The "scale" parameter is just the standard deviation of the distribution we're sampling from. We'll make the size of the list equal to the length of X, so len(X).

In [None]:
X_noise = np.random.normal(scale=0.1, size=len(X))

Look at it!

In [None]:
X_noise

We can plot a histogram of it to check it looks "normal".

In [None]:
plt.hist(X_noise)

Okay let's make the Y noise and add the noise to our vectors. In order to add lists properly, we have to turn them into numpy arrays, i.e. vectors.

In [None]:
Y_noise = np.random.normal(scale=0.1, size=len(X))
#turn the X and Y into vectors and add the noise
X = np.array(X) + np.array(X_noise)
Y = np.array(Y) + np.array(Y_noise)

We can use the same code as before to look at our noisy data.

In [None]:
plt.scatter(X, Y)
plt.axis('equal')

## Basic Exercise 2: Handling arrays
We will frequently have to deal with values stored as a 2D array or matrix, and it helps to know how to manipulate these. 

The basic data structure in `numpy` is an array. You can build an array from a list like this:

In [None]:
X = np.array([1,2,3,4,5])

In [None]:
X

We have now made `X` a 1D array. If we want a 2D array, we have to input a list of lists, like so.

In [None]:
M = np.array([[1,2,3],[4,5,6]])

In [None]:
M

What if I want to access the (1,2) entry of M, that is, the entry in row 1 and column 2? (Remember, Python indexes from 0). This is how you do that.

In [None]:
M[1,2]

By using a `:`, you can access whole rows or whole columns. 

In [None]:
M[1,:]

In [None]:
M[:,2]

A common error is to try and access a row that doesn't exist. Here's what happens if I try to access the 5th row of `M`.

In [None]:
M[5,:]

A crucial part of learning to code in a new environment is learning what different errors mean. Some are helpful, like the above. Some are not so helpful though. When in doubt, **Google the error**. You would be surprised how often researchers (e.g. me) do this every day while coding.

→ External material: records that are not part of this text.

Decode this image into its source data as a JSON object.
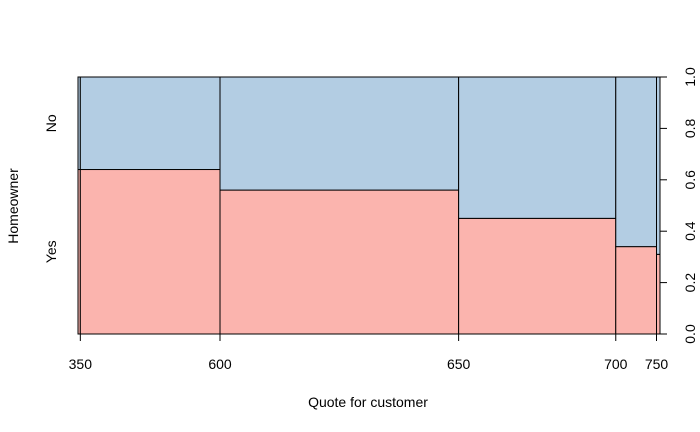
{
  "chart_data": {
    "type": "spineplot",
    "xlabel": "Quote for customer",
    "ylabel": "Homeowner",
    "x_breaks": [
      350,
      600,
      650,
      700,
      750
    ],
    "x_tick_labels": [
      "350",
      "600",
      "650",
      "700",
      "750"
    ],
    "categories": [
      "Yes",
      "No"
    ],
    "bins": [
      {
        "from": "",
        "to": 350,
        "share": 0.004,
        "yes": 0.64
      },
      {
        "from": 350,
        "to": 600,
        "share": 0.24,
        "yes": 0.64
      },
      {
        "from": 600,
        "to": 650,
        "share": 0.41,
        "yes": 0.56
      },
      {
        "from": 650,
        "to": 700,
        "share": 0.27,
        "yes": 0.45
      },
      {
        "from": 700,
        "to": 750,
        "share": 0.07,
        "yes": 0.34
      },
      {
        "from": 750,
        "to": "",
        "share": 0.006,
        "yes": 0.31
      }
    ],
    "ylim": [
      0,
      1
    ],
    "y_ticks": [
      "0.0",
      "0.2",
      "0.4",
      "0.6",
      "0.8",
      "1.0"
    ],
    "colors": {
      "Yes": "#FBB4AE",
      "No": "#B3CDE3"
    }
  }
}
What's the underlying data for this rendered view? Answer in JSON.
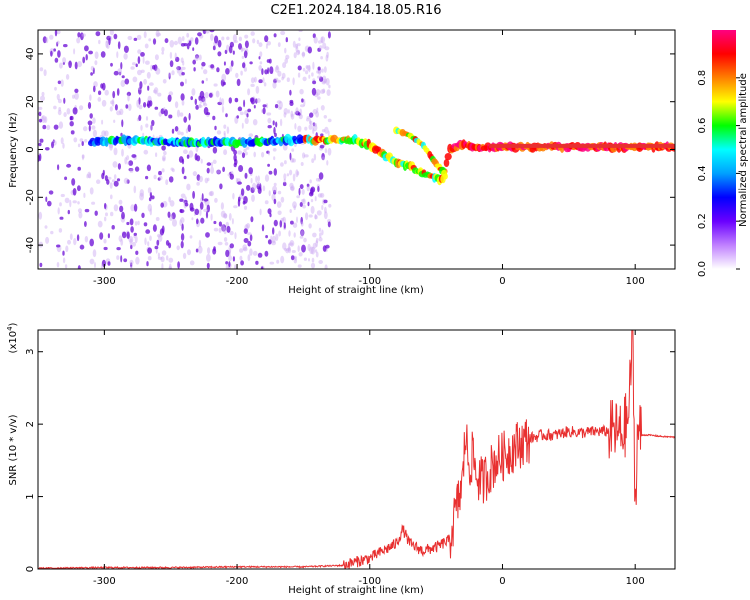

There's too much basic Python to cover in a single notebook, but here is an important trick that I want to mention. Python _loves_ lists (things that look like `[a,b,c]`). It is set up to handle them very nicely. _List comprehension_ is a way of working through a list one element at a time and calculating some output. For example, suppose I have this list: 

In [None]:
l = [1,2,3,4,5]

I want to create a new list whose entries are the entries of `l` times two. I can do this with list comprehension like so.

In [None]:
m = [2*x for x in l]

In [None]:
m

I can also create a list consisting only of those elements which are greater than two like this.

In [None]:
m = [x for x in l if x > 2]

In [None]:
m

If you want to do something to a list, chances are you can do it with list comprehension. 

## Handing in your work

When you've finished a notebook, you need to download the .ipynb file and upload it to Canvas in the right assignment. Try this now. Download this file (the .ipynb file) and upload it to Assignment 0.